Surface Wet Bulb Potential Temperatures in and Near India – Normal values and a Study In Disturbed Weather
DOI:
https://doi.org/10.54302/mausam.v2i1.4640Keywords:
Wet bulb potential temperature, Equivalent Potential Temperature, Radio-sondeAbstract
In the extra-tropical latitudes, it has become customary to identify air masses by the temperature and occasionally humidity characters of the air streams. Though in India various entities like Dry Bulb, Wet Bulb, Maximum and Minimum and their anomalies have been plotted, there has been no critical examination of some concept which could be used. The temperatures obtained by the Radio-sonde observations are still very short of the requirements in the tropics where the space gradient of quantities is small. Surface observations are available over many more stations and over a much longer period that comparisons would be easier. The quantity envisaged is the Wet bulb Potential Temperature introduced by Normand obtained by surface observations. The larger number of observations that are available partly offsets the effect of nearness to the ground.
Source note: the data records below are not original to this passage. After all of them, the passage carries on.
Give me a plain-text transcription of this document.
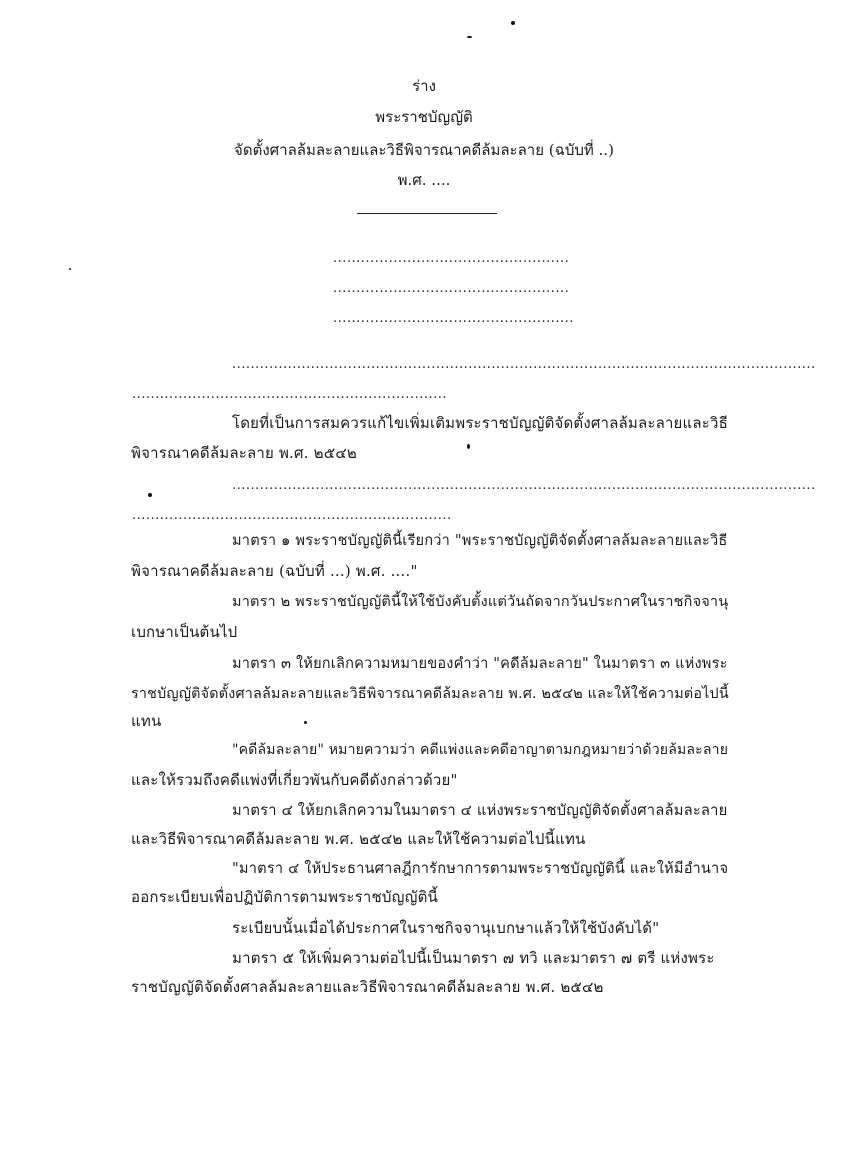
ร่าง
พระราชบัญญัติ
จัดตั้งศาลล้มละลายและวิธีพิจารณาคดีล้มละลาย (ฉบับที่ ..)
พ.ศ. ....
...................................................
...................................................
....................................................
..............................................................................................................................
....................................................................
โดยที่เป็นการสมควรแก้ไขเพิ่มเติมพระราชบัญญัติจัดตั้งศาลล้มละลายและวิธี
พิจารณาคดีล้มละลาย พ.ศ. ๒๕๔๒
..............................................................................................................................
.....................................................................
มาตรา ๑ พระราชบัญญัตินี้เรียกว่า "พระราชบัญญัติจัดตั้งศาลล้มละลายและวิธี
พิจารณาคดีล้มละลาย (ฉบับที่ ...) พ.ศ. ...."
มาตรา ๒ พระราชบัญญัตินี้ให้ใช้บังคับตั้งแต่วันถัดจากวันประกาศในราชกิจจานุ
เบกษาเป็นต้นไป
มาตรา ๓ ให้ยกเลิกความหมายของคำว่า "คดีล้มละลาย" ในมาตรา ๓ แห่งพระ
ราชบัญญัติจัดตั้งศาลล้มละลายและวิธีพิจารณาคดีล้มละลาย พ.ศ. ๒๕๔๒ และให้ใช้ความต่อไปนี้
แทน
"คดีล้มละลาย" หมายความว่า คดีแพ่งและคดีอาญาตามกฎหมายว่าด้วยล้มละลาย
และให้รวมถึงคดีแพ่งที่เกี่ยวพันกับคดีดังกล่าวด้วย"
มาตรา ๔ ให้ยกเลิกความในมาตรา ๔ แห่งพระราชบัญญัติจัดตั้งศาลล้มละลาย
และวิธีพิจารณาคดีล้มละลาย พ.ศ. ๒๕๔๒ และให้ใช้ความต่อไปนี้แทน
"มาตรา ๔ ให้ประธานศาลฎีการักษาการตามพระราชบัญญัตินี้ และให้มีอำนาจ
ออกระเบียบเพื่อปฏิบัติการตามพระราชบัญญัตินี้
ระเบียบนั้นเมื่อได้ประกาศในราชกิจจานุเบกษาแล้วให้ใช้บังคับได้"
มาตรา ๕ ให้เพิ่มความต่อไปนี้เป็นมาตรา ๗ ทวิ และมาตรา ๗ ตรี แห่งพระ
ราชบัญญัติจัดตั้งศาลล้มละลายและวิธีพิจารณาคดีล้มละลาย พ.ศ. ๒๕๔๒
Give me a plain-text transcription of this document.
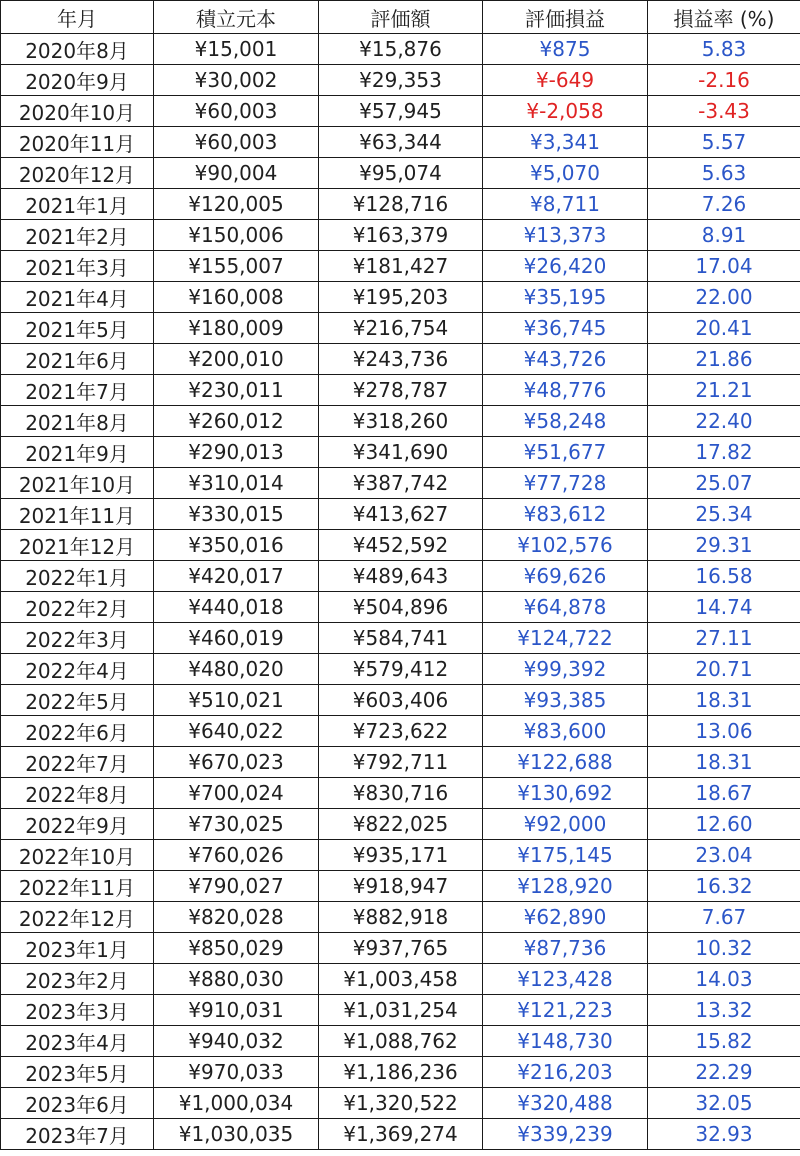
年月	積立元本	評価額	評価損益	損益率 (%)
2020年8月	¥15,001	¥15,876	¥875	5.83
2020年9月	¥30,002	¥29,353	¥-649	-2.16
2020年10月	¥60,003	¥57,945	¥-2,058	-3.43
2020年11月	¥60,003	¥63,344	¥3,341	5.57
2020年12月	¥90,004	¥95,074	¥5,070	5.63
2021年1月	¥120,005	¥128,716	¥8,711	7.26
2021年2月	¥150,006	¥163,379	¥13,373	8.91
2021年3月	¥155,007	¥181,427	¥26,420	17.04
2021年4月	¥160,008	¥195,203	¥35,195	22.00
2021年5月	¥180,009	¥216,754	¥36,745	20.41
2021年6月	¥200,010	¥243,736	¥43,726	21.86
2021年7月	¥230,011	¥278,787	¥48,776	21.21
2021年8月	¥260,012	¥318,260	¥58,248	22.40
2021年9月	¥290,013	¥341,690	¥51,677	17.82
2021年10月	¥310,014	¥387,742	¥77,728	25.07
2021年11月	¥330,015	¥413,627	¥83,612	25.34
2021年12月	¥350,016	¥452,592	¥102,576	29.31
2022年1月	¥420,017	¥489,643	¥69,626	16.58
2022年2月	¥440,018	¥504,896	¥64,878	14.74
2022年3月	¥460,019	¥584,741	¥124,722	27.11
2022年4月	¥480,020	¥579,412	¥99,392	20.71
2022年5月	¥510,021	¥603,406	¥93,385	18.31
2022年6月	¥640,022	¥723,622	¥83,600	13.06
2022年7月	¥670,023	¥792,711	¥122,688	18.31
2022年8月	¥700,024	¥830,716	¥130,692	18.67
2022年9月	¥730,025	¥822,025	¥92,000	12.60
2022年10月	¥760,026	¥935,171	¥175,145	23.04
2022年11月	¥790,027	¥918,947	¥128,920	16.32
2022年12月	¥820,028	¥882,918	¥62,890	7.67
2023年1月	¥850,029	¥937,765	¥87,736	10.32
2023年2月	¥880,030	¥1,003,458	¥123,428	14.03
2023年3月	¥910,031	¥1,031,254	¥121,223	13.32
2023年4月	¥940,032	¥1,088,762	¥148,730	15.82
2023年5月	¥970,033	¥1,186,236	¥216,203	22.29
2023年6月	¥1,000,034	¥1,320,522	¥320,488	32.05
2023年7月	¥1,030,035	¥1,369,274	¥339,239	32.93
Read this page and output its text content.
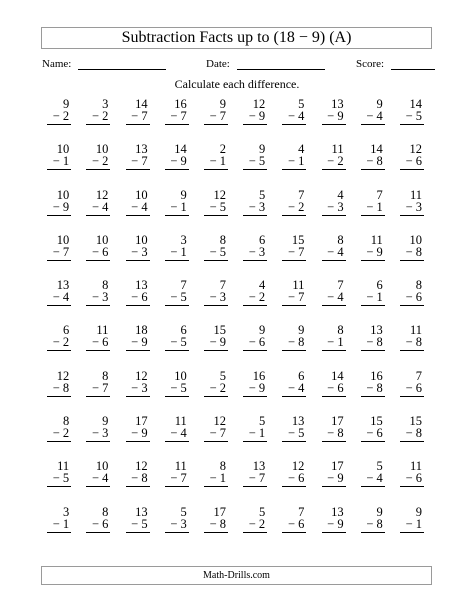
Subtraction Facts up to (18 − 9) (A)
Name:	Date:	Score:
Calculate each difference.
9
− 2
3
− 2
14
− 7
16
− 7
9
− 7
12
− 9
5
− 4
13
− 9
9
− 4
14
− 5
10
− 1
10
− 2
13
− 7
14
− 9
2
− 1
9
− 5
4
− 1
11
− 2
14
− 8
12
− 6
10
− 9
12
− 4
10
− 4
9
− 1
12
− 5
5
− 3
7
− 2
4
− 3
7
− 1
11
− 3
10
− 7
10
− 6
10
− 3
3
− 1
8
− 5
6
− 3
15
− 7
8
− 4
11
− 9
10
− 8
13
− 4
8
− 3
13
− 6
7
− 5
7
− 3
4
− 2
11
− 7
7
− 4
6
− 1
8
− 6
6
− 2
11
− 6
18
− 9
6
− 5
15
− 9
9
− 6
9
− 8
8
− 1
13
− 8
11
− 8
12
− 8
8
− 7
12
− 3
10
− 5
5
− 2
16
− 9
6
− 4
14
− 6
16
− 8
7
− 6
8
− 2
9
− 3
17
− 9
11
− 4
12
− 7
5
− 1
13
− 5
17
− 8
15
− 6
15
− 8
11
− 5
10
− 4
12
− 8
11
− 7
8
− 1
13
− 7
12
− 6
17
− 9
5
− 4
11
− 6
3
− 1
8
− 6
13
− 5
5
− 3
17
− 8
5
− 2
7
− 6
13
− 9
9
− 8
9
− 1
Math-Drills.com
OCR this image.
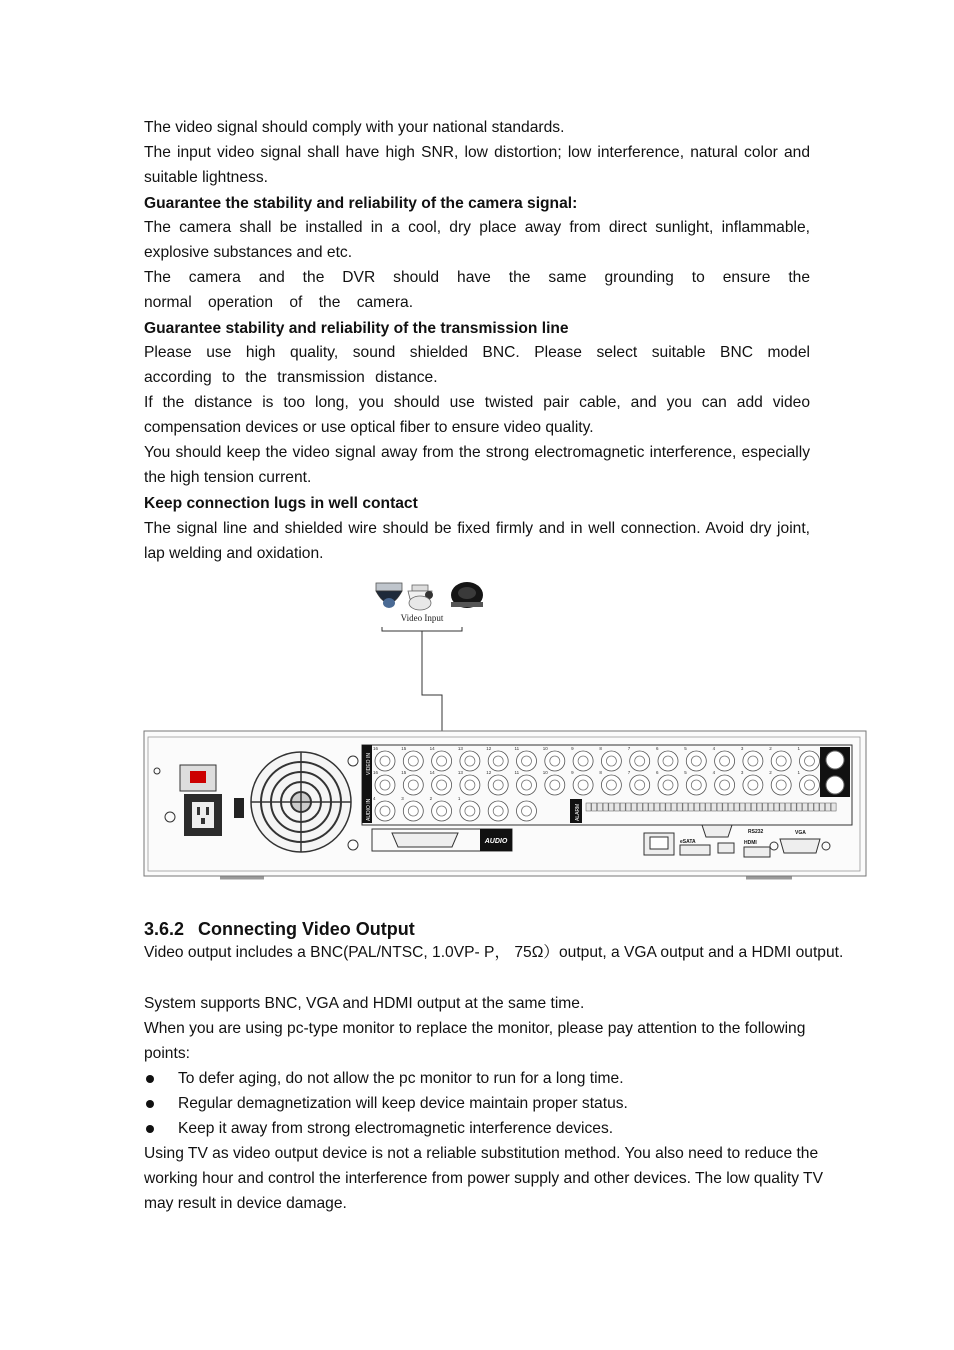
The video signal should comply with your national standards.

The input video signal shall have high SNR, low distortion; low interference, natural color and suitable lightness.

Guarantee the stability and reliability of the camera signal:

The camera shall be installed in a cool, dry place away from direct sunlight, inflammable, explosive substances and etc.

The camera and the DVR should have the same grounding to ensure the normal operation of the camera.

Guarantee stability and reliability of the transmission line

Please use high quality, sound shielded BNC. Please select suitable BNC model according to the transmission distance.

If the distance is too long, you should use twisted pair cable, and you can add video compensation devices or use optical fiber to ensure video quality.

You should keep the video signal away from the strong electromagnetic interference, especially the high tension current.

Keep connection lugs in well contact

The signal line and shielded wire should be fixed firmly and in well connection. Avoid dry joint, lap welding and oxidation.

Video Input
VIDEO IN
AUDIO IN
16	15	14	13	12	11	10	9	8	7	6	5	4	3	2	1
16	15	14	13	12	11	10	9	8	7	6	5	4	3	2	1
4	3	2	1
ALARM
AUDIO	eSATA	HDMI
RS232	VGA
3.6.2 Connecting Video Output

Video output includes a BNC(PAL/NTSC, 1.0VP- P， 75Ω）output, a VGA output and a HDMI output.

System supports BNC, VGA and HDMI output at the same time.

When you are using pc-type monitor to replace the monitor, please pay attention to the following points:

To defer aging, do not allow the pc monitor to run for a long time.
Regular demagnetization will keep device maintain proper status.
Keep it away from strong electromagnetic interference devices.

Using TV as video output device is not a reliable substitution method. You also need to reduce the working hour and control the interference from power supply and other devices. The low quality TV may result in device damage.
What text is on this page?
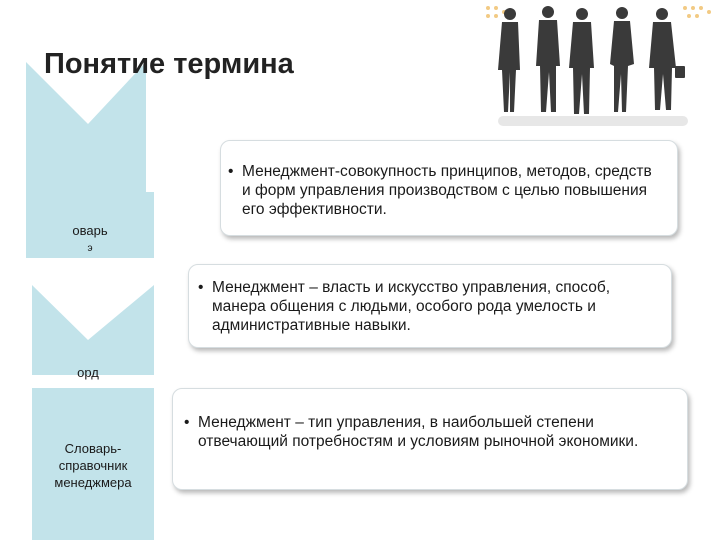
Понятие термина
оварь
э
орд
Словарь-справочник менеджмера
• Менеджмент-совокупность принципов, методов, средств и форм управления производством с целью повышения его эффективности.
• Менеджмент – власть и искусство управления, способ, манера общения с людьми, особого рода умелость и административные навыки.
• Менеджмент – тип управления, в наибольшей степени отвечающий потребностям и условиям рыночной экономики.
Normal Wet Bulb Temperature charts for the twelve months are given. During a pre-monsoon cyclonic storm of 1930, the field over India has been plotted for a number of days. From the latter charts, an interpretation is made to reason differing air masses entering into the storm field. Incidentally, it is also shown that secondaries of western disturbances show off as disconnected pools of air which seem to move in some Northeasterly direction. It is suggested that if 24 hour changes in the quantity and plotted, it would help identification of air masses.
A simple analysis is given so that the derivation between Normand’s Wet Bulb Potential and Rossby’s Equivalent or Equivalent Potential Temperatures is brought out and a nomogram connection can be drawn.